Hier matin, qui fut le jour de Saint-Étienne, tout le monde s’attendait à voir mourir ledit prince Louis, ou à ouïr raconter qu’il avait été étranglé en prison ; et l’on fut généralement surpris qu’il en fût autrement, vu qu’il n’est pas oiseau à tenir long-temps en cage. Mais la nuit suivante le procès eut lieu, et le jour de Saint-Jean, un peu avant l’aube, on sut que ledit seigneur avait été étranglé et qu’il était mort fort bien disposé. Son corps fut transporté sans délai à la cathédrale, accompagné par le clergé de cette église et par les pères jésuites.
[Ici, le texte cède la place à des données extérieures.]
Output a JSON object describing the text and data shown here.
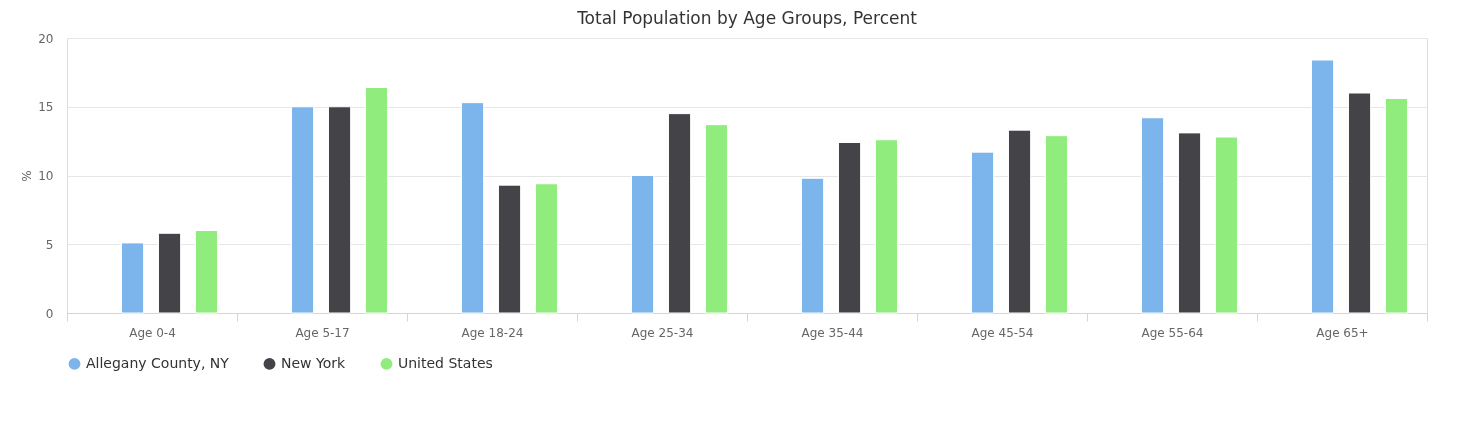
{
  "chart_data": {
    "type": "bar",
    "title": "Total Population by Age Groups, Percent",
    "ylabel": "%",
    "categories": [
      "Age 0-4",
      "Age 5-17",
      "Age 18-24",
      "Age 25-34",
      "Age 35-44",
      "Age 45-54",
      "Age 55-64",
      "Age 65+"
    ],
    "series": [
      {
        "name": "Allegany County, NY",
        "color": "#7cb5ec",
        "values": [
          5.1,
          15.0,
          15.3,
          10.0,
          9.8,
          11.7,
          14.2,
          18.4
        ]
      },
      {
        "name": "New York",
        "color": "#434348",
        "values": [
          5.8,
          15.0,
          9.3,
          14.5,
          12.4,
          13.3,
          13.1,
          16.0
        ]
      },
      {
        "name": "United States",
        "color": "#90ed7d",
        "values": [
          6.0,
          16.4,
          9.4,
          13.7,
          12.6,
          12.9,
          12.8,
          15.6
        ]
      }
    ],
    "ylim": [
      0,
      20
    ],
    "yticks": [
      0,
      5,
      10,
      15,
      20
    ],
    "grid": "y",
    "legend": "bottom"
  }
}
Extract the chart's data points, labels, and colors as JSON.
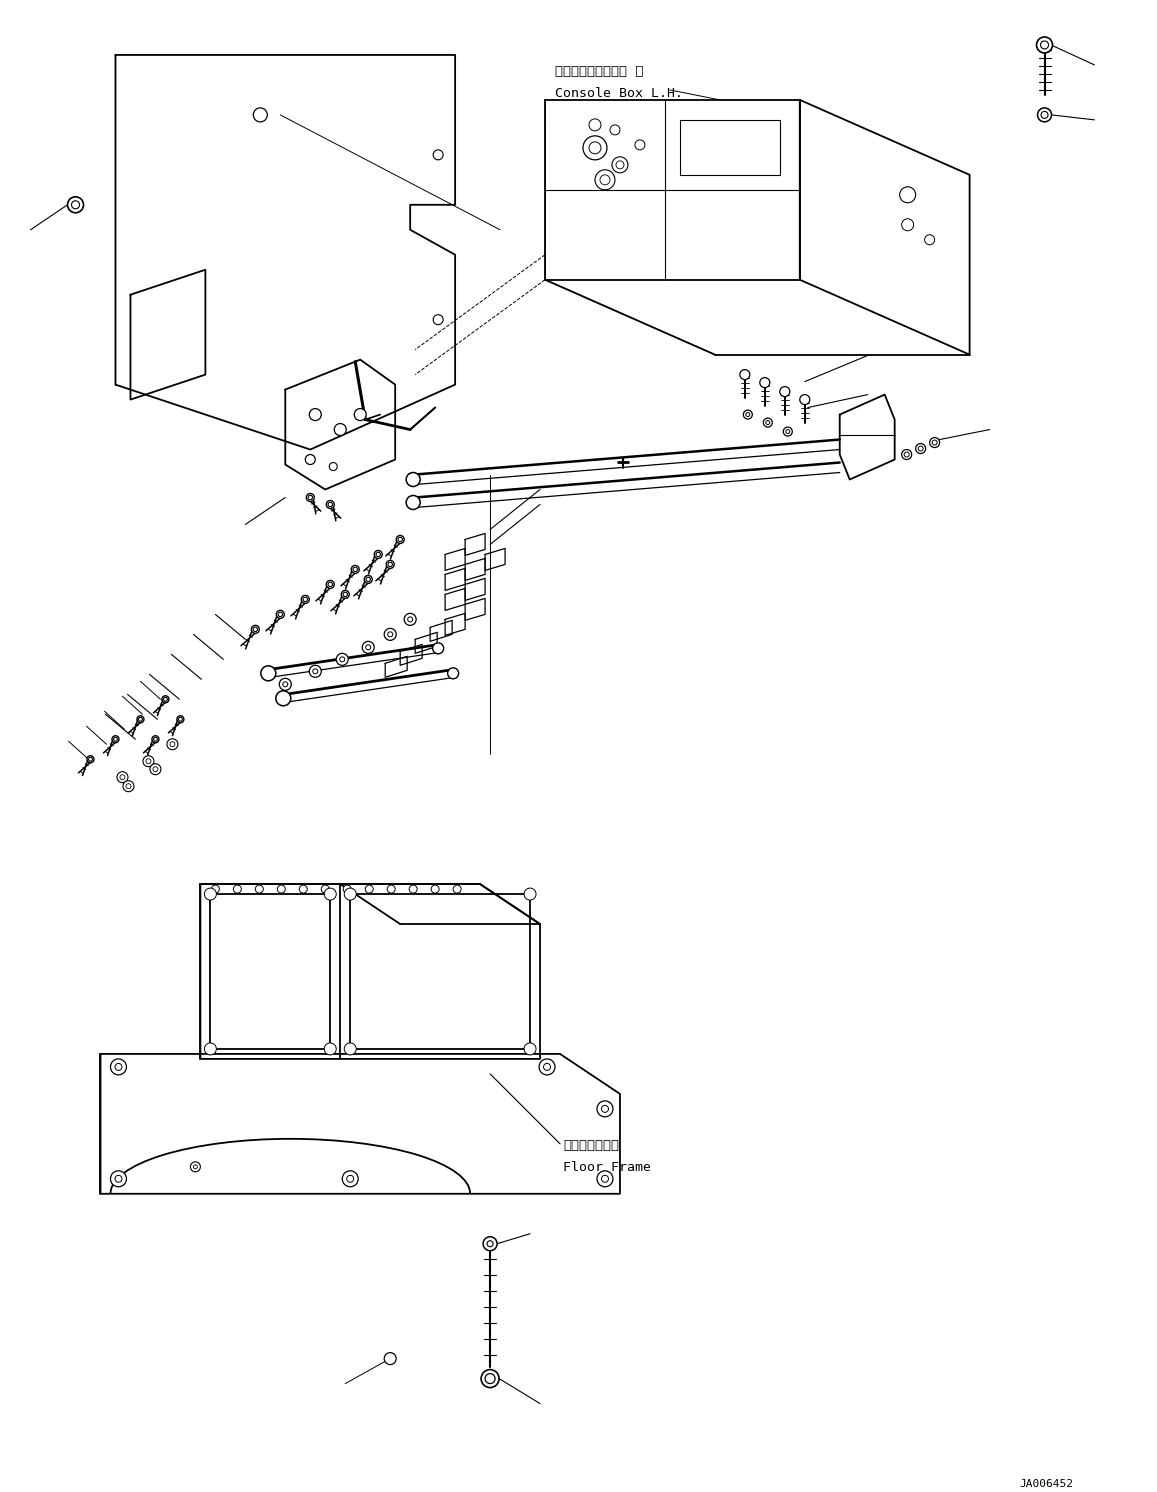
{
  "background_color": "#ffffff",
  "line_color": "#000000",
  "lw_main": 1.3,
  "lw_thin": 0.7,
  "lw_leader": 0.8,
  "watermark": "JA006452",
  "labels": {
    "console_box_jp": "コンソールボックス  左",
    "console_box_en": "Console Box L.H.",
    "floor_frame_jp": "フロアフレーム",
    "floor_frame_en": "Floor Frame"
  },
  "fig_width": 11.57,
  "fig_height": 14.92,
  "dpi": 100
}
Il fut laissé toute la journée sur une table au milieu de l’église pour servir de spectacle au peuple et de miroir aux inexpérimentés.

Le lendemain son corps fut porté à Venise, ainsi qu’il l’avait ordonné dans son testament, et là il fut enterré.

Le samedi on pendit deux de ses gens ; le premier et le principal fut Furio Savorgnano, l’autre une personne vile.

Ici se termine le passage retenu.